Im Falle einer Plazentalösung kann manchmal eine Frühgeburt angezeigt sein, die insbesondere bei Verdacht auf fetale Belastung einen Kaiserschnitt erforderlich machen kann.
3. Uterusruptur
Von einer Uterusruptur oder Uterusruptur spricht man, wenn die Wand der Gebärmutter reißt und Symptome wie Vaginalblutungen und starke Schmerzen im Unterleib auftreten, die das Leben der Frau und ihres Babys gefährden können. Im Allgemeinen wird in dieser Situation ein Notkaiserschnitt empfohlen. Sehen Sie sich weitere Symptome einer Uterusruptur an.
4. Vasa previa
Vasa praevia ist die abnormale Entwicklung einiger Gefäße, die die Nabelschnur mit der Plazenta verbinden, wodurch ein erhöhtes Risiko für einen Bruch während der Wehen besteht. Aufgrund der Gefahr einer lebensgefährlichen Blutung ist in der Regel ein Kaiserschnitt indiziert.
5. Baby mit schweren Krankheiten
Bei schwerwiegenden Erkrankungen des Babys, wie zum Beispiel Hydrozephalus oder Gastroschisis, wenn ein Teil des Darms oder Magens des Babys außerhalb des Bauches liegt, kann ein elektiver Kaiserschnitt angezeigt sein, da das Risiko für Komplikationen, wie z.

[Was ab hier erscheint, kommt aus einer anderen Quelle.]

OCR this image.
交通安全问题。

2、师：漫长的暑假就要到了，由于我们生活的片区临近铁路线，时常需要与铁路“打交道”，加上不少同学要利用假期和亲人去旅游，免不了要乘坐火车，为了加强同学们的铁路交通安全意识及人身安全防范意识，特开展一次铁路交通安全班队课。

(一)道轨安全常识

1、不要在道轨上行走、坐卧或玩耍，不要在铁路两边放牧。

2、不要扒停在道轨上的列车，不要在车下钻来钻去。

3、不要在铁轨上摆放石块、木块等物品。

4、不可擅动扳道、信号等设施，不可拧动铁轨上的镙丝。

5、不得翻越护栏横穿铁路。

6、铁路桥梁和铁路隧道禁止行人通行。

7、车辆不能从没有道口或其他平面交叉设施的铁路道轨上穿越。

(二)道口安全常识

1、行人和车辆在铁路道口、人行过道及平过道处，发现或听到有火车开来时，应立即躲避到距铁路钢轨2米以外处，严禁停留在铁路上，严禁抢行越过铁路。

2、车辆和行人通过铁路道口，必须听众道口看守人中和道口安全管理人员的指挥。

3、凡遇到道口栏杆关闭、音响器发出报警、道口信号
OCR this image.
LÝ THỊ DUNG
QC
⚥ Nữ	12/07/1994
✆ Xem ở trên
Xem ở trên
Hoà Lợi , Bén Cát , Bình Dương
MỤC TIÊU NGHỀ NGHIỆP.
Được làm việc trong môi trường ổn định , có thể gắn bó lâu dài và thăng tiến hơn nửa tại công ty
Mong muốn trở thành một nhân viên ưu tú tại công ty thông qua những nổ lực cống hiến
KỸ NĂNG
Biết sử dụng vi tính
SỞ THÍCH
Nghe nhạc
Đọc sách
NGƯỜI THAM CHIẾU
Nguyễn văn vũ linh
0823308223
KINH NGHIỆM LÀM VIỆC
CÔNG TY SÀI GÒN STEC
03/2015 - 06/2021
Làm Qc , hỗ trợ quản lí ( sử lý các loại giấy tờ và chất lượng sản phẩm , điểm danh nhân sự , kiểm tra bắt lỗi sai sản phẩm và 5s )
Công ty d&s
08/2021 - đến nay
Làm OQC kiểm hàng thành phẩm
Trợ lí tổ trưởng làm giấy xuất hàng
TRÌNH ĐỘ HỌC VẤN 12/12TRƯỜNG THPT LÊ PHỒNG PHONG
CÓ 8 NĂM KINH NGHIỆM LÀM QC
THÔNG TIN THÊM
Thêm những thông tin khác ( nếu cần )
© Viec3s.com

B. fetale Beschwerden und Organschäden, höher ist. Verstehen Sie besser, was Gastroschisis ist.
6. Mutter mit einer sexuell übertragbaren Infektion
Wenn die Mutter an einer sexuell übertragbaren Infektion (STI) wie aktivem Herpes genitalis oder HIV ohne ausreichende Behandlung mit antiretroviralen Medikamenten leidet, besteht im Falle einer natürlichen Geburt ein erhöhtes Risiko einer Ansteckung des Kindes, und normalerweise ist ein Kaiserschnitt angezeigt.
7. Wenn die Nabelschnur zuerst herauskommt
Der Durchgang der Nabelschnur durch den Gebärmutterhals vor dem Baby während der Wehen wird als Nabelschnurvorfall bezeichnet und ist im Allgemeinen eine Indikation für einen Notkaiserschnitt, da das Risiko besteht, dass das Baby ohne Sauerstoff bleibt.
8. Falsche Position des Babys
Bleibt das Baby in Seitenlage oder mit erhobenem Kopf liegen und dreht es sich erst vor der Geburt um, ist in der Regel ein Kaiserschnitt indiziert, da das Risiko für Schwierigkeiten bei der Entbindung größer ist. Kennen Sie die Risiken einer Steißgeburt, wenn das Baby mit dem Kopf nach oben liegt.